Şöyle söylenmeli o halde: Bugün en dipten, en geriden, en asgari insanlık zemininden başlamak zorunda olduğumuzu bilmeliyiz. Masum ve savunmasız insanlar, ufacık çocuklar toplu olarak katledilirken bütünlüğünü, içeriğini ve dayanaklarını kaybetmiş, parçalanmış, etrafa saçılmış, çürümüş ve içi boşalmış insanlık durumunun restorasyonu, yeniden kazanılmasıyla sınırlı bir politik programla yetinemeyiz artık. Gözümüz en uzak ufka dikilmelidir.   

***
“Her şeyi anlamak istiyor musunuz” diye yazmıştı Ümit Kıvanç, “Öyleyse bakın, hükmedenler sayesinde hayatımızı nasıl geçirdiğimizin resmi bu.”

 


Oradaki dört insanın; Tahir Elçi, Meral Danış Beştaş, Selahattin Demirtaş, Ahmet Türk’ün göründüğü bu resmi, hiç duraksamadan demek ki, bu ülkenin en saf, en nesnel, en tarafsız, en kesin metaforu olarak kayda geçirmeliyiz: Ete işlemiş acının ve üzüntünün, akan kanın ve gözyaşının, dilden ve evden sürgün edilmenin ve mahrumiyetin, kahredici çaresizliğin ve uzun yalnızlığın en doğrudan göstereni, ikamesi olarak… Daha eksiksiz bir anlam düzeyine sıçramanın, kendi anlam dünyamızı derinleştirmenin ve sabitlemenin, kendi anlamlandırıcı çerçevemizi üretmenin bir koşulu saymalıyız. Kendimizi daha eksiksiz ve daha hakkaniyetli bir özne olarak inşa etmenin koşulu… İyiliğin, kalbin ve vicdanın tarafında durmaksa bütün çabamız, en güçlü arzumuz insan kalmak, insan kalarak var olmaksa hiçbir tereddüt göstermemeli, aynı kararlılığı sergilemeliyiz: “Nerede, kim olarak doğmuş, hangi dili konuşuyor olursam olayım, duygum bu üç insanın duygusudur, yerim onların yanıdır.”  [2]

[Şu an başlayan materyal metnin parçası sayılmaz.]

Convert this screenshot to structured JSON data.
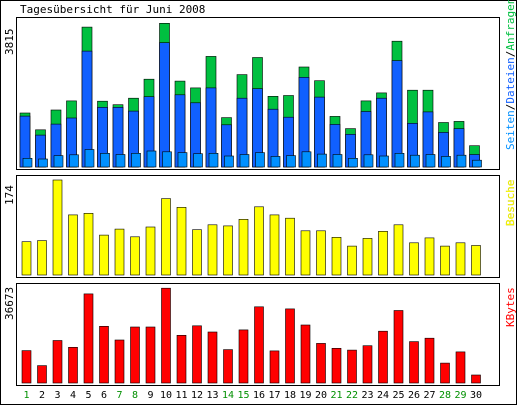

 [1] Bu vesileyle, Jacques Ellul’un “Sözün Düşüşü” (Paradigma Yayınları, Çev. Hüsamettin Arslan) kitabını, ve Şükrü Argın’ın “Modern Zamanlarda Sözün Statüsü” (Birikim, 1999, sayı 124) makalesini anmak isterim.

 

[2]  Ümit Kıvanç'ın ilgili yazısı (Riya Tabirleri blogu); Fotoğraf HDP Amed milletvekili Ziya Pir tarafından çekilmiş.